Background Inflammatory bowel disease (IBD) is a complex autoimmune disorder, although some medications are available for its treatment. However, the long-term efficacy of these drugs remains unsatisfactory. Therefore, there is a need to develop novel drug targets for IBD treatment. Methods We conducted two-sample Mendelian randomization (MR) analysis using Genome-Wide Association Study (GWAS) data to assess the causal relationships between plasma proteins and IBD and its subtypes. Subsequently, the presence of shared genetic variants between the identified plasma proteins and traits was explored using Bayesian co-localization. Phenome-wide MR was used to evaluate evaluated adverse effects, and drug target databases were examined for therapeutic potential. Results Using the Bonferroni correction ( P  < 3.56e-05), 17 protein-IBD pairs were identified. Notably, the genetic associations of IBD shared a common variant locus (PP.H4 > 0.7) with five proteins (MST1, IL12B, HGFAC, FCGR2A, and IL18R1). As a subtype of IBD, ulcerative colitis shares common variant loci with FCGR2A, IL12B, and MST1. In addition, we found that ANGPTL3, IL18R1, and MST1 share a common variant locus with Crohn’s disease.

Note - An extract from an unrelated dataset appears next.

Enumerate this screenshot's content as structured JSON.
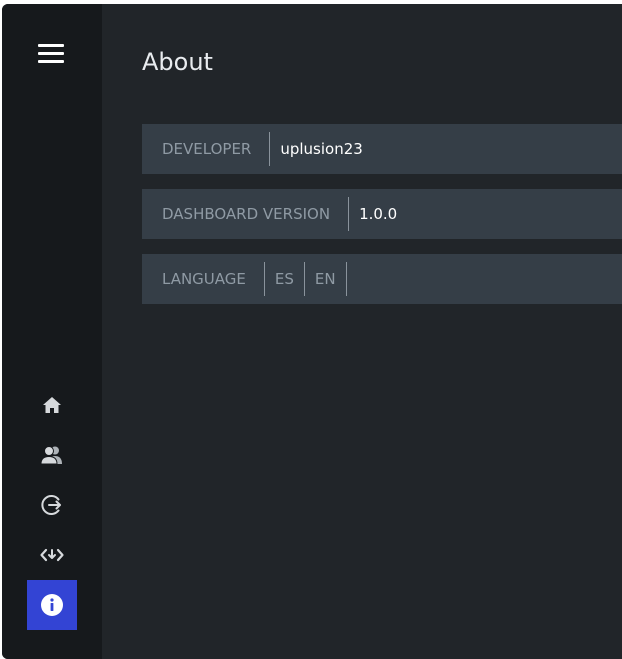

Furthermore, phenome-wide MR analysis revealed that except for ANGPTL3, no other proteins showed potential adverse effects. In the drug database, identified plasma proteins such as FCGR2A and IL18R1 were found to be potential drug targets for the treatment of IBD and its subtypes. Conclusion Six proteins (FCGR2A, IL18R1, MST1, HGFAC, IL12B, and ANGPTL3) were identified as potential drug targets for the treatment of IBD and its subtypes.